What is it about the mouth are that makes it age? Most will think of an older mouth as one that looks ‘shrunken and wrinkled’, or at least is headed down that pathway. The lips thin, vertical wrinkle lines develop and the entire mouth seems smaller and less supported. While there are many factors that can contribute to this appearance, most pertinently the support and presence of the underlying teeth, the visual perception of volume loss certainly seems to be a major factor.
In the July 2009 issue of Plastic and Reconstructive Surgery, Drs. Rohrich and Pessa have studied one of the major issues of facial aging, fat loss. As a continuum of their ongoing and longitudinal anatomical studies of facial fat and what happens to it as we age, they have studied the submuscular fat compartments of the mouth. (perioral facial region) Cross-sectional anatomic sections were analyzed of older cadavers, ages 59 to 72. The highlights of their work demonstrated that there is fat deep to the sphincteric orbicularis oris muscles of the lip[and large vertical-oriented mentalis muscle that envelopes the chin. This fat layer is distinct from that which exists just under the skin of the chin or the mucosa and vermilion of the lips. It is postulated that loss of this fat contributes to lip ‘collapse’ (inversion) and deepening of the labiomental sulcus with aging.
How does this information help with mouth and perioral rejuvenation methods? It strongly suggests that the traditional techniques of laser resurfacing for wrinkles and augmentation of the vermilion-cutaneous borders of the lips alone is not a comprehensive approach. Neither treats one of the fundamental causes but is directed to the symptoms of the aging problem. It also suggests and explains why some augmented lips by injectable fillers may look unnatural and not ideally rejuvenated.

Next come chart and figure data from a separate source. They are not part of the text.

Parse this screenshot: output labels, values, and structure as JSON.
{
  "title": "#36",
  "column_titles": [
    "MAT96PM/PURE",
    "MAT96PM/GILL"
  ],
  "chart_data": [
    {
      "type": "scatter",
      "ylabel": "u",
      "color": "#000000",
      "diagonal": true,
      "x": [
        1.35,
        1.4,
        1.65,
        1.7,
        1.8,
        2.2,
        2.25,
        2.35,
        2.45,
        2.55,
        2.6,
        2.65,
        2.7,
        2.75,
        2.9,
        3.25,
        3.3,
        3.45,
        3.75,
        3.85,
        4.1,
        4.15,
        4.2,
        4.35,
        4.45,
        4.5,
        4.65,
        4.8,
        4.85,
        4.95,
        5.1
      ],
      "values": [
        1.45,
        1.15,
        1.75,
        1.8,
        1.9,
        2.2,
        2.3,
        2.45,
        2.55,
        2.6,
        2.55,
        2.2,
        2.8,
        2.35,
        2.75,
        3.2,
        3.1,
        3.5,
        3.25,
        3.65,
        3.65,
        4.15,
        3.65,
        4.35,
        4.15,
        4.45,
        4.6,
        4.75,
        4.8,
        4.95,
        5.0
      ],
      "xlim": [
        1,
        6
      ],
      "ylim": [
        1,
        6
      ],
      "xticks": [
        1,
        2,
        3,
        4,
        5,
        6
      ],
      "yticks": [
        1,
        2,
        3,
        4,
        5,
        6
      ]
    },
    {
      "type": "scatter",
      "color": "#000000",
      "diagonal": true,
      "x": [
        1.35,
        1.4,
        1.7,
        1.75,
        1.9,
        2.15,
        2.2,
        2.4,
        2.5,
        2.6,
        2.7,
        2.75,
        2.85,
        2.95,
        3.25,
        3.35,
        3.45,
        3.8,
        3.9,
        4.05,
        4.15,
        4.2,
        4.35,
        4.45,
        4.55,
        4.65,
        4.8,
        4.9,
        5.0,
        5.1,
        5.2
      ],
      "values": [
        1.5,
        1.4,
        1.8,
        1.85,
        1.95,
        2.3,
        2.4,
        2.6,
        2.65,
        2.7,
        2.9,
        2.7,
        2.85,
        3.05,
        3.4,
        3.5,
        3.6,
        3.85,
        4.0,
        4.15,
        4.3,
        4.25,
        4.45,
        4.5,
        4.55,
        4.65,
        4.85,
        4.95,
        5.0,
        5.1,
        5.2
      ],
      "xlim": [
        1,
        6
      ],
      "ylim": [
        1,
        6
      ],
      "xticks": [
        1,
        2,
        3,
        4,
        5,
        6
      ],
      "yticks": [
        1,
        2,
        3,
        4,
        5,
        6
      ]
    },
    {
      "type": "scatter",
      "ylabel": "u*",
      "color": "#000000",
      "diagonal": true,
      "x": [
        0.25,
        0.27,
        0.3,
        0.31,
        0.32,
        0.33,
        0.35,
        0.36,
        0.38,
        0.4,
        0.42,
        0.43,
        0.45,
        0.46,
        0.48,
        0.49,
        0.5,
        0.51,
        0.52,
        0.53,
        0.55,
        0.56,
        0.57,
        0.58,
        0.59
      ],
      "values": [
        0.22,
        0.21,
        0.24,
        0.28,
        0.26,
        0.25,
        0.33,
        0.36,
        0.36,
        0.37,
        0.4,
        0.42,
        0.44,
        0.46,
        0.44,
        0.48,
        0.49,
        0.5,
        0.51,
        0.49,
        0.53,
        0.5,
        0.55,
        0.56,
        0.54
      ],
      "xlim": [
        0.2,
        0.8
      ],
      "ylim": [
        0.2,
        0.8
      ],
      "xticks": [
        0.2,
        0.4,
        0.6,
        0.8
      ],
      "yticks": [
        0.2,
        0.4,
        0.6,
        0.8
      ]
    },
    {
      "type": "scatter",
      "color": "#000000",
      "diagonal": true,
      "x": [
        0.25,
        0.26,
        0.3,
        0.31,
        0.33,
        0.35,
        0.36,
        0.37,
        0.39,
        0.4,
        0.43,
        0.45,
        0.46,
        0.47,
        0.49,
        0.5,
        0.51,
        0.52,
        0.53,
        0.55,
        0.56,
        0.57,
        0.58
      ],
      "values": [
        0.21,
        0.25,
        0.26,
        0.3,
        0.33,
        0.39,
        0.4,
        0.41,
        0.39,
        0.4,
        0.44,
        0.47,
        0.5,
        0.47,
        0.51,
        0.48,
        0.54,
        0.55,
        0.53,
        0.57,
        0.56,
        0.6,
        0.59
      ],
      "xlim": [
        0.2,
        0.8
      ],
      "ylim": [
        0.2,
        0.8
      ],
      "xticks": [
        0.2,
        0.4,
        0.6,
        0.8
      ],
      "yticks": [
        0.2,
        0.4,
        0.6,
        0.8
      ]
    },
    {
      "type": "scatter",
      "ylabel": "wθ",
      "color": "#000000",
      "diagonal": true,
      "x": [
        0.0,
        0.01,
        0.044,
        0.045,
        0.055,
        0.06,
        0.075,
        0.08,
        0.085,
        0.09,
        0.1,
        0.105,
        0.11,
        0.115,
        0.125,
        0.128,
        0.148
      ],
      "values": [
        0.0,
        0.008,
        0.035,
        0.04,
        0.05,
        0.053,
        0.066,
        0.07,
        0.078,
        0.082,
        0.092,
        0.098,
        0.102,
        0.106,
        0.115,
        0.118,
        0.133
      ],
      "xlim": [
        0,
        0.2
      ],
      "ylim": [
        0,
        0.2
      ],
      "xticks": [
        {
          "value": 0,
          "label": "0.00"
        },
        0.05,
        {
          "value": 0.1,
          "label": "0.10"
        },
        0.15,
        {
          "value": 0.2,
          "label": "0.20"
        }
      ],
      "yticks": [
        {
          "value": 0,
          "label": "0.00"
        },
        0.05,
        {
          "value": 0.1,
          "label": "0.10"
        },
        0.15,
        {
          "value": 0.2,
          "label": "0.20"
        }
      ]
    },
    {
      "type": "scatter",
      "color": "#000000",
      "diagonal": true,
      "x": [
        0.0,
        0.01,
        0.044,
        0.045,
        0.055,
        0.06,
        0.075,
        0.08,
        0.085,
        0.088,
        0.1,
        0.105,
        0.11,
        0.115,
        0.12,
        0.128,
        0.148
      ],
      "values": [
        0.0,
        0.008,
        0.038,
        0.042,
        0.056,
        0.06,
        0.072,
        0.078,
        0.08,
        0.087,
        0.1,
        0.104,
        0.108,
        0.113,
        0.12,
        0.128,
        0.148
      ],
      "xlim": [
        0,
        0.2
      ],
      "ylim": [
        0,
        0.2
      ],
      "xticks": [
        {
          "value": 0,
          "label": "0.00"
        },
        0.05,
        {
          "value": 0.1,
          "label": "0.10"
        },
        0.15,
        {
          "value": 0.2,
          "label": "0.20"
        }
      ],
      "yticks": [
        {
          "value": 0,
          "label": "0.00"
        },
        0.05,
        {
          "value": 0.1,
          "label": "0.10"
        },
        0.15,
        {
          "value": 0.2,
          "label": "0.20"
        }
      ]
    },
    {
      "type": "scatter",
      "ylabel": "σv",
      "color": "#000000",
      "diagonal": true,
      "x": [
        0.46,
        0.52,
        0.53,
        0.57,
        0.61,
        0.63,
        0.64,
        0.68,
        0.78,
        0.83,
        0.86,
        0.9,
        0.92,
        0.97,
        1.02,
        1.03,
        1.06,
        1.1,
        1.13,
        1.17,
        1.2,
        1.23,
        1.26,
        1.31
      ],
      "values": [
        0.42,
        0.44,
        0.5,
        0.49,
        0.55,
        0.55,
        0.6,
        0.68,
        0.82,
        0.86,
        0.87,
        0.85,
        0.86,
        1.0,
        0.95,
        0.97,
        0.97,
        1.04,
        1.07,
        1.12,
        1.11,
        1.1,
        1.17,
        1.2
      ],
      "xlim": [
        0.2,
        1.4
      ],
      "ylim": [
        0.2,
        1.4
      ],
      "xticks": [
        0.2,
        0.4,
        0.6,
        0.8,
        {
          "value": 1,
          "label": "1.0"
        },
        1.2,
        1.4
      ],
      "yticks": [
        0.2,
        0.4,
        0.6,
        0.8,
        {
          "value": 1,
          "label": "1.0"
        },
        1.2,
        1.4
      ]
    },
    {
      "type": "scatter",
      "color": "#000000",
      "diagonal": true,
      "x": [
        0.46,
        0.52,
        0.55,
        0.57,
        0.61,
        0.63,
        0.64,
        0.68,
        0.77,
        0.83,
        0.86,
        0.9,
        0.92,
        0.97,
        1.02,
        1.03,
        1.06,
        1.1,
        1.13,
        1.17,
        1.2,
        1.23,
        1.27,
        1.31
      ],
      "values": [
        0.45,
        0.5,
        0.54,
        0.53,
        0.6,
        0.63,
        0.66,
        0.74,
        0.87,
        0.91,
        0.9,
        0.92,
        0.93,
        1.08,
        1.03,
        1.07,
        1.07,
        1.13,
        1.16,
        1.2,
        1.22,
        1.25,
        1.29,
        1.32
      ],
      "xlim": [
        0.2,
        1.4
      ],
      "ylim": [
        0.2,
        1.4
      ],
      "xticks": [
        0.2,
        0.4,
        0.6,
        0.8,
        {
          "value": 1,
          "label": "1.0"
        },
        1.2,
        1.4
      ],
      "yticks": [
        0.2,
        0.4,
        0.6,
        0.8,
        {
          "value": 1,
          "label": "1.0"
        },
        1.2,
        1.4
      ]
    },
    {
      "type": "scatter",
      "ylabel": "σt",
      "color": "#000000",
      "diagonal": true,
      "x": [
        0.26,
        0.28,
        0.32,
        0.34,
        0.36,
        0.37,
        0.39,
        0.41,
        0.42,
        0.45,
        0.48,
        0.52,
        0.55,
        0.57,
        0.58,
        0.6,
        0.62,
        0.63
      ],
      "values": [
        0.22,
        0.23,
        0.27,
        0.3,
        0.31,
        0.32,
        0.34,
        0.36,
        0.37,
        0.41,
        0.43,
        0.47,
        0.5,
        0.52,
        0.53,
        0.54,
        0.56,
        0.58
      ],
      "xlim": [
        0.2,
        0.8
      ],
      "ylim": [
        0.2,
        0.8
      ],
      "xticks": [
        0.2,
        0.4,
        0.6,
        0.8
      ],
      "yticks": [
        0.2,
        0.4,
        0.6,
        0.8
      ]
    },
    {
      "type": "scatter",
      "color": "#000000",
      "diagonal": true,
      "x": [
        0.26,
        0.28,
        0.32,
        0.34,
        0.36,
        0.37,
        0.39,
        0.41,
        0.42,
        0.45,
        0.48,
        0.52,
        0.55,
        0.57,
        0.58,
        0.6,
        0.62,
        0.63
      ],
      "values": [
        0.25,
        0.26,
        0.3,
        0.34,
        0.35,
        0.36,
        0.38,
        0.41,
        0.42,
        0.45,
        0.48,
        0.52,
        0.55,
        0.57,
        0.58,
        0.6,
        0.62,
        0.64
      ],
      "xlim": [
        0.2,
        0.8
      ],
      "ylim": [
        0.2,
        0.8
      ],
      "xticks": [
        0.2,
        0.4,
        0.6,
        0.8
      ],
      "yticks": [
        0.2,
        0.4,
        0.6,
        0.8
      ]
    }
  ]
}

While increasing the visible lip roll (vermilion-cutaneous border) is the most common area where injectable fillers are placed, it misses one of the important areas of what creates a youthful lip. The wet-dry border, or rolling out or exposing of the wet-dry mucosa, is one of the signs of a fuller and more youthful lip. As the authors of this paper have pointed out, adequate volume of the submuscular fat can help recreate a more natural curvature and projection of the lips.

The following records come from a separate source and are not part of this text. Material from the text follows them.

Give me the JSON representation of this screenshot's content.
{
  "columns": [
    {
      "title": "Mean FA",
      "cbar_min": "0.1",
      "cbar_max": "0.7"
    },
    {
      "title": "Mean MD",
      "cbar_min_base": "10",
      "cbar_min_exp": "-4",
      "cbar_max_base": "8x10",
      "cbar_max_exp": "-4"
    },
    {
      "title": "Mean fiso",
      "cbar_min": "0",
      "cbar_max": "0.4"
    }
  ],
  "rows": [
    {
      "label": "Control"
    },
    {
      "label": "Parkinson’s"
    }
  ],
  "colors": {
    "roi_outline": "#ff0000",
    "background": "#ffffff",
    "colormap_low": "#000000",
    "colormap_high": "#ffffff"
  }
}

These deeper fat compartments of the lip and chin are not areas that are injected today by most practitioners. Besides an underappreciation of its significance is that their treatment requires a good local anesthetic block and a fair amount of injection filler volume to do so. That is a rate-limited step for some patients, particularly when the effect may only be temporary.
But in the operating room and as part of a more complete facial rejuvenation surgery, fat injections to the submuscular perioral compartments make more sense and is easy to do. While injectable fat is not always predictable, placement into deeper submuscular areas may be associated with better survival rates.